« I don’t like killing pilot whale. »
[Je n’aime pas tuer des baleines-pilotes]
Des centaines de baleines-pilotes sont tuées chaque année dans les fjords des îles Féroé. Au Grind, les activistes de Sea Shepherd s’opposent à cette pratique traditionnelle spectaculaire et sanglante. Couteaux à la main, les Féringiens dénoncent quant à eux l’hypocrisie de ceux qui mangent de la viande sans chercher à comprendre ce qui se passe derrière les murs de nos abattoirs. Le Grind ne serait que la partie visible de l’iceberg d’une réalité bien plus dérangeante.
C’est un documentaire dans lequel il est question de la pratique du grindadráp, chasse traditionnelle des habitants des Îles Féroé. Différents points de vue donnent à voir la complexité pour un peuple de maintenir ses traditions au quotidien.
Le documentaire réalisé par Vincent Kelner s’intéresse à une pratique qui a cours aux Îles Féroé, pays constitutif du Royaume du Danemark, mais qui est interdite partout dans le monde sauf dans l’archipel féringien. Le grindadráp, plus communément connu comme étant le grind, est une chasse aux cétacés au cours de laquelle des centaines d’animaux peuvent être tués afin de nourrir la population féringienne. Profondément ancrée dans l’identité féringienne depuis des siècles, la pratique est décriée par des organisations consacrées à la protection des milieux marins comme Sea Shepherd. Toutefois, comme le mentionne Jeans Mortan Rasmussen, enseignant, menacer la pratique du grind, c’est aussi de s’attaquer au peuple : « You take something away from the Faroese identity. » Bien que l’animal soit redistribué aux habitants et que la chasse soit seulement menée lorsqu’elle est « nécessaire », les méthodes employées et la quantité de cétacés exécutés sont des éléments remis en question par Sea Shepherd. Alors qu’autrefois la pratique du grind était associée à un acte de survie, ce n’est plus le cas maintenant, et les militants de l’organisation de protection demandent que les Féringiens réfléchissent à leur façon de se nourrir.

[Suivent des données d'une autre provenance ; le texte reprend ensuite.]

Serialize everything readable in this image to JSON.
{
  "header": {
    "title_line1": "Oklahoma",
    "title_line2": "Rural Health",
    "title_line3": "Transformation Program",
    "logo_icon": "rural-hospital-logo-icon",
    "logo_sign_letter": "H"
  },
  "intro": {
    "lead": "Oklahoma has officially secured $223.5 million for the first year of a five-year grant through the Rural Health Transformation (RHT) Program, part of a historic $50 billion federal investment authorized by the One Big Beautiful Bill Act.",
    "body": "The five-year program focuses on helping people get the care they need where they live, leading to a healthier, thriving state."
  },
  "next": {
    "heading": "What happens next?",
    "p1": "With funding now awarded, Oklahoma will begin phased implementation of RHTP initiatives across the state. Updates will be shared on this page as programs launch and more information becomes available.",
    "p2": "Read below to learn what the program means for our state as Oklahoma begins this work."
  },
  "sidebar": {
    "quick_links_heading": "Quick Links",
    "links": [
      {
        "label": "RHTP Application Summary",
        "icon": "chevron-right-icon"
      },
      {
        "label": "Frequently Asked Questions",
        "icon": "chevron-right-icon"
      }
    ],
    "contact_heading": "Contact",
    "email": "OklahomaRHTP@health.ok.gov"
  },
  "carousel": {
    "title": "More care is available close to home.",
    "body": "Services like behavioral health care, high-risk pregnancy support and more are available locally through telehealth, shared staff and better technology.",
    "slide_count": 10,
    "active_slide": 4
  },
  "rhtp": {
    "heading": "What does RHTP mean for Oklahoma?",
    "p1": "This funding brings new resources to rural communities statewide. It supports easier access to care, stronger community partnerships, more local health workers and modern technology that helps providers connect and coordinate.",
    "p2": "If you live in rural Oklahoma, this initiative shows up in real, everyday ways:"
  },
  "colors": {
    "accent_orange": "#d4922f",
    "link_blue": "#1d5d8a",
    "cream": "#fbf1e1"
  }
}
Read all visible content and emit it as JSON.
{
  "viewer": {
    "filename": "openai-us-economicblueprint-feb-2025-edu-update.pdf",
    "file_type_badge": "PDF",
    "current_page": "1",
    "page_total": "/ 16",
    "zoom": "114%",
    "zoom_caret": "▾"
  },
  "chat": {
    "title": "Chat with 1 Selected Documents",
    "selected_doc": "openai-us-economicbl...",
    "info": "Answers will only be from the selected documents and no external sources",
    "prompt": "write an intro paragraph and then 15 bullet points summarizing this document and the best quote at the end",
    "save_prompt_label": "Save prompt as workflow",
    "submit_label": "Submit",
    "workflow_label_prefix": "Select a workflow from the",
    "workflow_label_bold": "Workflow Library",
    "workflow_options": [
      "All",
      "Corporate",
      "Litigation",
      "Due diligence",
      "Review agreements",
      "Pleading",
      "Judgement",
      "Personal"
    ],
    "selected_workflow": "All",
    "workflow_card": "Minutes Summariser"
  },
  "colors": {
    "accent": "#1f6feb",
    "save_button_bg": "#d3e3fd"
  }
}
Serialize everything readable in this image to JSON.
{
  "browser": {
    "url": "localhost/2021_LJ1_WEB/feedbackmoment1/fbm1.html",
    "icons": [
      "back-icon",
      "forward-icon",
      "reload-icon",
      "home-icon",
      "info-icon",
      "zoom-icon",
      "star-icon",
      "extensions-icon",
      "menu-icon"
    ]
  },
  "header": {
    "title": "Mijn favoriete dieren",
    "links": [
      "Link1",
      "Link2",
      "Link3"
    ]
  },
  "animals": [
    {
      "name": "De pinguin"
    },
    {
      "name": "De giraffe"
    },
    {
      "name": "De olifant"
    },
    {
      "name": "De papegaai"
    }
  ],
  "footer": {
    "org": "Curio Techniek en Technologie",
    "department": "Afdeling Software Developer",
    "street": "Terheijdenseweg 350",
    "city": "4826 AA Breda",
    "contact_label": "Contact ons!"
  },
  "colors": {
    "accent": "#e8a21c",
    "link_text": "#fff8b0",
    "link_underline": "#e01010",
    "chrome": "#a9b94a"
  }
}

En toute honnêteté, le documentaire n’est pas pour les personnes ayant une âme sensible. De nombreuses images montrent la chasse pour ce qu’elle est : sanglante. Une mer dont la teinte rouge ne peut que rappeler la quantité de sang qui y est déversée. Des plans rapprochés alors que des globicéphales se font sectionner la moelle épinière. Les images sont extrêmement graphiques et le regard doit parfois être détourné. À la beauté du paysage féringien se heurtent les plans comme celui où, après un grind, une baleine et ce qui est présumé être son enfant sont pendus par la queue, côte à côte.
Le documentaire de Kelner donne à entendre plusieurs points de vue. Ceux et celles qui défendent le grind disent de celui-ci qu’il est essentiel, qu’il fait partie de la culture du peuple des Îles Féroé, que de manger la nourriture locale a des nombreux avantages… Leurs opposants, eux, leur demandent de faire preuve d’humanité, de repenser la nécessité d’une telle chasse. Pourtant, il ne semble pas y avoir de pratiques exemplaires : lors d’une réunion entre les militants de Sea Shepherd pendant laquelle la porte-parole Pamela Anderson prononce un discours, un Féringien demande quelle est la différence entre manger de la baleine et manger de la viande. Anderson déclame alors qu’il faut repenser nos façons de faire, en général, sans nécessairement répondre à son détracteur. Les doubles standards sont critiqués : « I cannot stand to see things die, but I want to eat things that are dead. » Ceux qui doivent retirer la vie aux cétacés ne ressentent pas nécessairement du plaisir, c’est plutôt le devoir qui semble les guider : « If you’re not able to kill the animal, you’re not allowed to eat it. » Entre la préservation de la culture et le désir (la nécessité) de changer les pratiques, tous semblent être au cœur de leurs propres incohérences.
L’œuvre documentaire de Kelner plonge le spectateur dans un voyage, un bain de sang duquel il ne peut en ressortir que dérangé et confronté à ses propres choix éthiques, car les enjeux abordés traversent les continents.